Chinese GDP growth has slowed down from more than 10% a year to a still high 8% or so. Nonetheless, capital-intensive growth is having an increasingly adverse ecological impact. Investment-led combined with export-oriented growth makes the economy more vulnerable to exogenous shocks and creates incentives to engage in potentially risky quasi-fiscal stimulus policies (2008-09). Last but not least, more service-sector and consumption-oriented growth would be more employment intensive. As such, the political incentives to modify the growth strategy certainly exist, and they are growing larger.

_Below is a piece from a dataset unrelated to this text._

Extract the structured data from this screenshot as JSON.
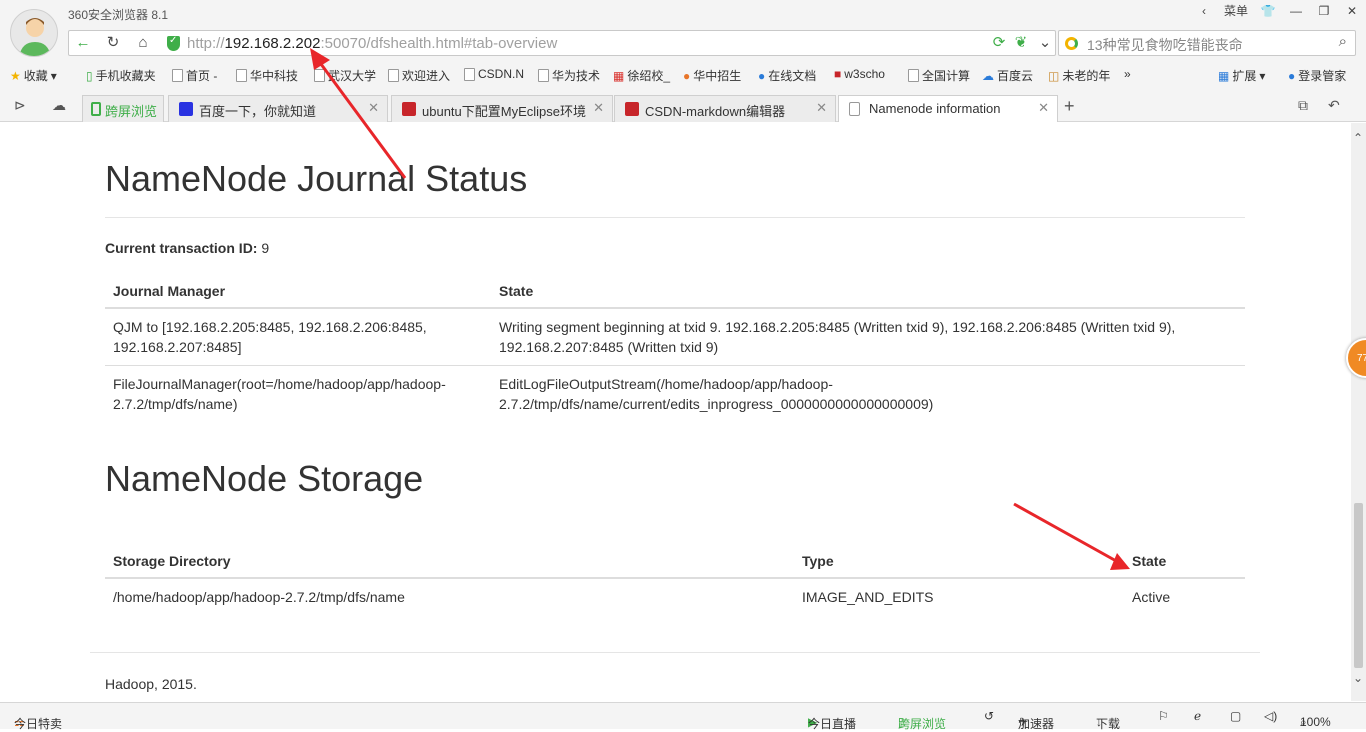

Admittedly, Chinese household consumption is growing rapidly, but so is GDP, while household income remains very small as a share of GDP. Savings remain high across the government, corporate and household sector. Household savings are high in part due to an under-developed social security regime, creating significant incentives to accumulate precautionary savings. Household incomes are weighed down by extra-low returns on household assets due to financial repression. By contrast, corporate savings and investment are high due to a favourable tax and dividend regime as well as an undervalued exchange rate and cheap credit, favouring investment in the export-oriented, capital-intensive manufacturing sector. China has taken measures to raise domestic consumption, mainly by expanding social welfare coverage, providing tax incentives and gradually appreciating the exchange rate. Plans to liberalise interest rates, thus boosting household incomes and raising the cost of capital, and to raise corporate dividend pay-outs are also in the works, amongst others.


Source: IMF

The structural differences between Brazil and China have thus remained very striking. In Brazil, the household sector has limited incentives to generate precautionary savings. An extensive social security and pension regime incentivises households to consume rather than save. In China, the household sector faces the opposite problem: the social welfare regime is not very extensive. In Brazil, the corporate sector is facing very high borrowing costs (in part due to low domestic savings), which limits profitability. In China, the corporate sector has access to very cheap funding due to high savings and financial repression. In Brazil, the exchange rate is overvalued, limiting the incentives to invest in export-oriented industries, while in China the exchange rate - at least until recently - had been undervalued, favouring investment in the export-oriented manufacturing sector. The list goes on.

Policy-makers in both countries have acknowledged the need to adjust their economic strategies; and the political incentives to adapt their respective models do exist, too. Both governments have taken a number of measures in the past few years, but respective consumption/ savings patterns have changed only little in the past few years. Chinese savings have declined a little, but investment is actually higher today than it was before 2008-09. (While the combination of higher investment and somewhat lower savings/ higher consumption has helped narrow the politically-contentious external surplus, it has made the economy even more dependent on investment.) Admittedly, neither Brazil nor China has taken overly aggressive measures to achieve their respective objectives. But savings, consumption and investment patterns perhaps only change slowly.

Perhaps fundamental factors such as demographic trends and cultural or historically-inherited attitudes (e.g. hyper-inflation) are also at work. This does not mean that government policies will not have any effects – only that they need to be pursued more forcefully if Brazil and China are to shift their economic growth models towards greater investment and greater consumption, respectively.